Search code examples
pythonstatsmodelsforecastingconfidence-intervalholtwinters

How to take confidence interval of statsmodels.tsa.holtwinters-ExponentialSmoothing Models in python?


I did time series forecasting analysis with ExponentialSmoothing in python. I used statsmodels.tsa.holtwinters.

model = ExponentialSmoothing(df, seasonal='mul', seasonal_periods=12).fit()
pred = model.predict(start=df.index[0], end=122)

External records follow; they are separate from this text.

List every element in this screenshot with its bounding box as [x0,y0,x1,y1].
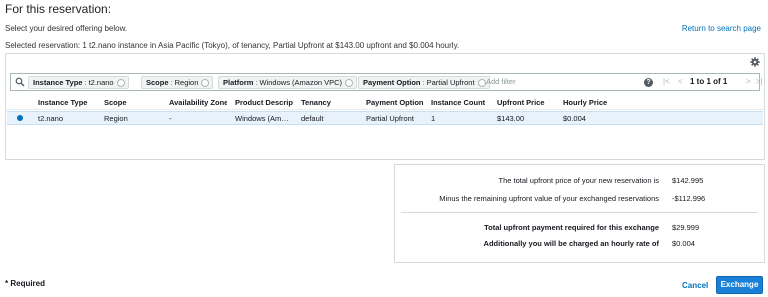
cell-instance-type: t2.nano [38,114,64,123]
filter-chip-key: Payment Option [363,78,421,87]
cell-scope: Region [104,114,128,123]
cell-payment-option: Partial Upfront [366,114,414,123]
row-radio-selected[interactable] [17,115,23,121]
filter-chip-key: Platform [223,78,254,87]
remove-filter-icon[interactable] [477,79,486,87]
exchange-summary-panel: The total upfront price of your new rese… [394,164,765,263]
summary-label-payment-required: Total upfront payment required for this … [484,223,659,232]
summary-label-total-upfront: The total upfront price of your new rese… [498,176,660,185]
column-header-instance-type[interactable]: Instance Type [38,98,88,107]
filter-chip-value: t2.nano [88,78,114,87]
filter-chip-platform[interactable]: Platform: Windows (Amazon VPC) [218,76,358,89]
cell-product-description: Windows (Amazon VPC) [235,114,292,123]
cancel-button[interactable]: Cancel [682,281,708,290]
filter-bar[interactable]: Instance Type: t2.nano Scope: Region Platf… [10,73,763,91]
summary-label-remaining-value: Minus the remaining upfront value of you… [439,194,659,203]
column-header-product-description[interactable]: Product Description [235,98,293,107]
column-header-tenancy[interactable]: Tenancy [301,98,346,107]
filter-chip-value: Partial Upfront [426,78,475,87]
filter-chip-key: Instance Type [33,78,83,87]
summary-label-hourly-rate: Additionally you will be charged an hour… [483,239,659,248]
cell-hourly-price: $0.004 [563,114,586,123]
summary-value-remaining-value: -$112.996 [672,194,706,203]
filter-chip-scope[interactable]: Scope: Region [141,76,214,89]
column-header-payment-option[interactable]: Payment Option [366,98,423,107]
page-range: 1 to 1 of 1 [690,77,728,86]
filter-chip-value: Windows (Amazon VPC) [259,78,343,87]
gear-icon[interactable] [750,57,760,67]
summary-value-hourly-rate: $0.004 [672,239,695,248]
required-note: * Required [5,279,46,288]
search-icon [15,77,25,87]
first-page-button[interactable]: |< [663,77,670,86]
column-header-availability-zone[interactable]: Availability Zone [169,98,227,107]
summary-value-payment-required: $29.999 [672,223,700,232]
column-header-scope[interactable]: Scope [104,98,144,107]
cell-availability-zone: - [169,114,172,123]
filter-chip-payment-option[interactable]: Payment Option: Partial Upfront [358,76,490,89]
instructions-text: Select your desired offering below. [5,24,128,33]
filter-chip-value: Region [174,78,199,87]
add-filter-input[interactable]: Add filter [486,77,516,86]
remove-filter-icon[interactable] [345,79,354,87]
offerings-table-panel: Instance Type: t2.nano Scope: Region Platf… [5,53,765,160]
column-header-instance-count[interactable]: Instance Count [431,98,488,107]
exchange-button[interactable]: Exchange [716,276,763,294]
help-icon[interactable]: ? [644,78,653,87]
remove-filter-icon[interactable] [116,79,125,87]
last-page-button[interactable]: >| [756,77,763,86]
summary-value-total-upfront: $142.995 [672,176,704,185]
remove-filter-icon[interactable] [201,79,210,87]
filter-chip-instance-type[interactable]: Instance Type: t2.nano [28,76,129,89]
column-header-upfront-price[interactable]: Upfront Price [497,98,553,107]
previous-page-button[interactable]: < [678,77,683,86]
summary-divider [401,212,758,213]
page-title: For this reservation: [5,2,112,16]
column-header-hourly-price[interactable]: Hourly Price [563,98,618,107]
table-header-row: Instance Type Scope Availability Zone Pr… [6,95,764,110]
return-to-search-link[interactable]: Return to search page [682,24,761,33]
cell-upfront-price: $143.00 [497,114,525,123]
cell-instance-count: 1 [431,114,436,123]
next-page-button[interactable]: > [746,77,751,86]
table-row[interactable]: t2.nano Region - Windows (Amazon VPC) de… [7,111,763,125]
selected-reservation-text: Selected reservation: 1 t2.nano instance… [5,41,460,50]
cell-tenancy: default [301,114,324,123]
filter-chip-key: Scope [146,78,169,87]
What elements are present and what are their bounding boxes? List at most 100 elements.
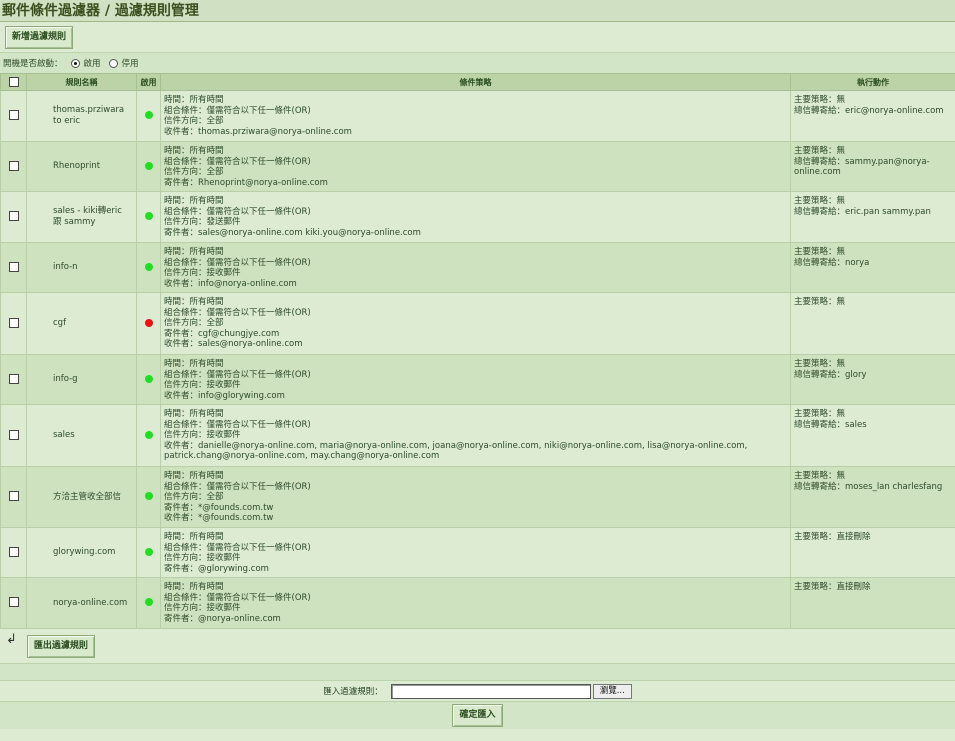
enabled-status-icon xyxy=(144,547,153,556)
action-line: 主要策略：無 xyxy=(794,409,846,419)
header-enabled: 啟用 xyxy=(136,73,161,91)
condition-line: 信件方向：接收郵件 xyxy=(164,430,241,441)
condition-line: 時間：所有時間 xyxy=(164,146,224,156)
header-condition: 條件策略 xyxy=(160,73,791,91)
rule-enabled-cell xyxy=(136,191,161,243)
action-line: 主要策略：無 xyxy=(794,297,846,307)
table-row: 方洽主管收全部信 時間：所有時間 組合條件：僅需符合以下任一條件(OR) 信件方向：全… xyxy=(0,466,955,528)
row-checkbox[interactable] xyxy=(8,211,19,222)
browse-button[interactable]: 瀏覽... xyxy=(592,683,632,699)
table-row: glorywing.com 時間：所有時間 組合條件：僅需符合以下任一條件(OR) 信… xyxy=(0,527,955,578)
rule-conditions: 時間：所有時間 組合條件：僅需符合以下任一條件(OR) 信件方向：接收郵件 寄件者：@… xyxy=(160,527,791,578)
condition-line: 組合條件：僅需符合以下任一條件(OR) xyxy=(164,481,311,492)
enabled-status-icon xyxy=(144,492,153,501)
status-off-label: 停用 xyxy=(121,59,139,69)
status-on-label: 啟用 xyxy=(83,59,101,69)
rule-enabled-cell xyxy=(136,242,161,293)
action-line: 總信轉寄給：eric.pan sammy.pan xyxy=(794,206,931,217)
action-line: 總信轉寄給：eric@norya-online.com xyxy=(794,105,944,116)
import-row: 匯入過濾規則： 瀏覽... xyxy=(0,680,955,701)
row-checkbox[interactable] xyxy=(8,491,19,502)
enabled-status-icon xyxy=(144,212,153,221)
condition-line: 時間：所有時間 xyxy=(164,409,224,419)
condition-line: 組合條件：僅需符合以下任一條件(OR) xyxy=(164,206,311,217)
row-checkbox[interactable] xyxy=(8,261,19,272)
rule-conditions: 時間：所有時間 組合條件：僅需符合以下任一條件(OR) 信件方向：全部 寄件者：Rhe… xyxy=(160,141,791,192)
condition-line: 時間：所有時間 xyxy=(164,95,224,105)
condition-line: 信件方向：全部 xyxy=(164,167,224,178)
rule-name[interactable]: glorywing.com xyxy=(26,527,137,578)
header-action: 執行動作 xyxy=(790,73,955,91)
export-rules-button[interactable]: 匯出過濾規則 xyxy=(26,634,95,658)
condition-line: 收件者：thomas.prziwara@norya-online.com xyxy=(164,126,352,137)
confirm-row: 確定匯入 xyxy=(0,701,955,729)
row-checkbox[interactable] xyxy=(8,429,19,440)
table-row: norya-online.com 時間：所有時間 組合條件：僅需符合以下任一條件(O… xyxy=(0,577,955,629)
rule-name[interactable]: info-n xyxy=(26,242,137,293)
action-line: 總信轉寄給：sales xyxy=(794,419,867,430)
condition-line: 時間：所有時間 xyxy=(164,532,224,542)
condition-line: 收件者：info@glorywing.com xyxy=(164,390,285,401)
condition-line: 收件者：sales@norya-online.com xyxy=(164,339,303,350)
rule-actions: 主要策略：無 總信轉寄給：eric@norya-online.com xyxy=(790,90,955,142)
row-checkbox[interactable] xyxy=(8,597,19,608)
row-checkbox[interactable] xyxy=(8,546,19,557)
row-checkbox[interactable] xyxy=(8,317,19,328)
table-row: Rhenoprint 時間：所有時間 組合條件：僅需符合以下任一條件(OR) 信件方向… xyxy=(0,141,955,192)
rule-name[interactable]: cgf xyxy=(26,292,137,355)
toolbar: 新增過濾規則 xyxy=(0,22,955,52)
condition-line: 收件者：*@founds.com.tw xyxy=(164,513,274,524)
enabled-status-icon xyxy=(144,374,153,383)
row-checkbox[interactable] xyxy=(8,160,19,171)
rule-enabled-cell xyxy=(136,292,161,355)
condition-line: 時間：所有時間 xyxy=(164,247,224,257)
rule-name[interactable]: 方洽主管收全部信 xyxy=(26,466,137,528)
row-checkbox[interactable] xyxy=(8,373,19,384)
condition-line: 組合條件：僅需符合以下任一條件(OR) xyxy=(164,419,311,430)
rule-actions: 主要策略：無 總信轉寄給：sammy.pan@norya-online.com xyxy=(790,141,955,192)
condition-line: 信件方向：全部 xyxy=(164,116,224,127)
row-select-cell xyxy=(0,354,27,405)
condition-line: 組合條件：僅需符合以下任一條件(OR) xyxy=(164,307,311,318)
return-arrow-icon[interactable]: ↲ xyxy=(6,633,17,646)
rule-enabled-cell xyxy=(136,404,161,467)
import-file-input[interactable] xyxy=(390,683,591,699)
action-line: 主要策略：直接刪除 xyxy=(794,532,871,542)
status-on-radio[interactable] xyxy=(70,58,80,68)
rule-name[interactable]: thomas.prziwara to eric xyxy=(26,90,137,142)
status-off-radio[interactable] xyxy=(108,58,118,68)
condition-line: 組合條件：僅需符合以下任一條件(OR) xyxy=(164,156,311,167)
condition-line: 寄件者：*@founds.com.tw xyxy=(164,502,274,513)
condition-line: 時間：所有時間 xyxy=(164,471,224,481)
rule-actions: 主要策略：直接刪除 xyxy=(790,577,955,629)
row-checkbox[interactable] xyxy=(8,110,19,121)
rule-name[interactable]: info-g xyxy=(26,354,137,405)
rule-enabled-cell xyxy=(136,141,161,192)
condition-line: 組合條件：僅需符合以下任一條件(OR) xyxy=(164,592,311,603)
spacer-band xyxy=(0,663,955,680)
condition-line: 寄件者：Rhenoprint@norya-online.com xyxy=(164,177,328,188)
enabled-status-icon xyxy=(144,598,153,607)
action-line: 主要策略：直接刪除 xyxy=(794,582,871,592)
rule-name[interactable]: sales - kiki轉eric 跟 sammy xyxy=(26,191,137,243)
import-label: 匯入過濾規則： xyxy=(323,687,383,697)
confirm-import-button[interactable]: 確定匯入 xyxy=(452,704,503,727)
select-all-checkbox[interactable] xyxy=(8,77,19,87)
condition-line: 時間：所有時間 xyxy=(164,196,224,206)
table-row: info-g 時間：所有時間 組合條件：僅需符合以下任一條件(OR) 信件方向：接收郵… xyxy=(0,354,955,405)
condition-line: 收件者：danielle@norya-online.com, maria@nor… xyxy=(164,440,748,462)
table-row: sales 時間：所有時間 組合條件：僅需符合以下任一條件(OR) 信件方向：接收郵件… xyxy=(0,404,955,467)
table-row: cgf 時間：所有時間 組合條件：僅需符合以下任一條件(OR) 信件方向：全部 寄件者：… xyxy=(0,292,955,355)
rule-enabled-cell xyxy=(136,90,161,142)
page-title: 郵件條件過濾器 / 過濾規則管理 xyxy=(0,0,955,22)
row-select-cell xyxy=(0,292,27,355)
rule-actions: 主要策略：無 總信轉寄給：norya xyxy=(790,242,955,293)
row-select-cell xyxy=(0,404,27,467)
rule-name[interactable]: Rhenoprint xyxy=(26,141,137,192)
rule-name[interactable]: norya-online.com xyxy=(26,577,137,629)
condition-line: 信件方向：全部 xyxy=(164,318,224,329)
condition-line: 信件方向：接收郵件 xyxy=(164,553,241,564)
add-rule-button[interactable]: 新增過濾規則 xyxy=(5,25,74,49)
rule-name[interactable]: sales xyxy=(26,404,137,467)
action-line: 主要策略：無 xyxy=(794,146,846,156)
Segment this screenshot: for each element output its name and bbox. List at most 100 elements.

plt.plot(df_fc.index, df_fc, label='Train')
plt.plot(pred.index, pred, label='Holt-Winters')
plt.legend(loc='best')

plot

I want to take confidence interval of the model result. But I couldn't find any function about this in "statsmodels.tsa.holtwinters - ExponentialSmoothing". How to I do that?


Solution

  • From this answer from a GitHub issue, it is clear that you should be using the new ETSModel class, and not the old (but still present for compatibility) ExponentialSmoothing. ETSModel includes more parameters and more functionality than ExponentialSmoothing.

    To calculate confidence intervals, I suggest you to use the simulate method of ETSResults:

    from statsmodels.tsa.exponential_smoothing.ets import ETSModel
    import pandas as pd
    
    
    # Build model.
    ets_model = ETSModel(
        endog=y, # y should be a pd.Series
        seasonal='mul',
        seasonal_periods=12,
    )
    ets_result = ets_model.fit()
    
    # Simulate predictions.
    n_steps_prediction = y.shape[0]
    n_repetitions = 500
    
    df_simul = ets_result.simulate(
        nsimulations=n_steps_prediction,
        repetitions=n_repetitions,
        anchor='start',
    )
    
    # Calculate confidence intervals.
    upper_ci = df_simul.quantile(q=0.9, axis='columns')
    lower_ci = df_simul.quantile(q=0.1, axis='columns')
    

    Basically, calling the simulate method you get a DataFrame with n_repetitions columns, and with n_steps_prediction steps (in this case, the same number of items in your training data-set y). Then, you calculate the confidence intervals with DataFrame quantile method (remember the axis='columns' option). You could also calculate other statistics from the df_simul.

    I also checked the source code: simulate is internally called by the forecast method to predict steps in the future. So, you could also predict steps in the future and their confidence intervals with the same approach: just use anchor='end', so that the simulations will start from the last step in y.

    To be fair, there is also a more direct approach to calculate the confidence intervals: the get_prediction method (which uses simulate internally). But I do not really like its interface, it is not flexible enough for me, I did not find a way to specify the desired confidence intervals. The approach with the simulate method is pretty easy to understand, and very flexible, in my opinion.

    If you want further details on how this kind of simulations are performed, read this chapter from the excellent Forecasting: Principles and Practice online book.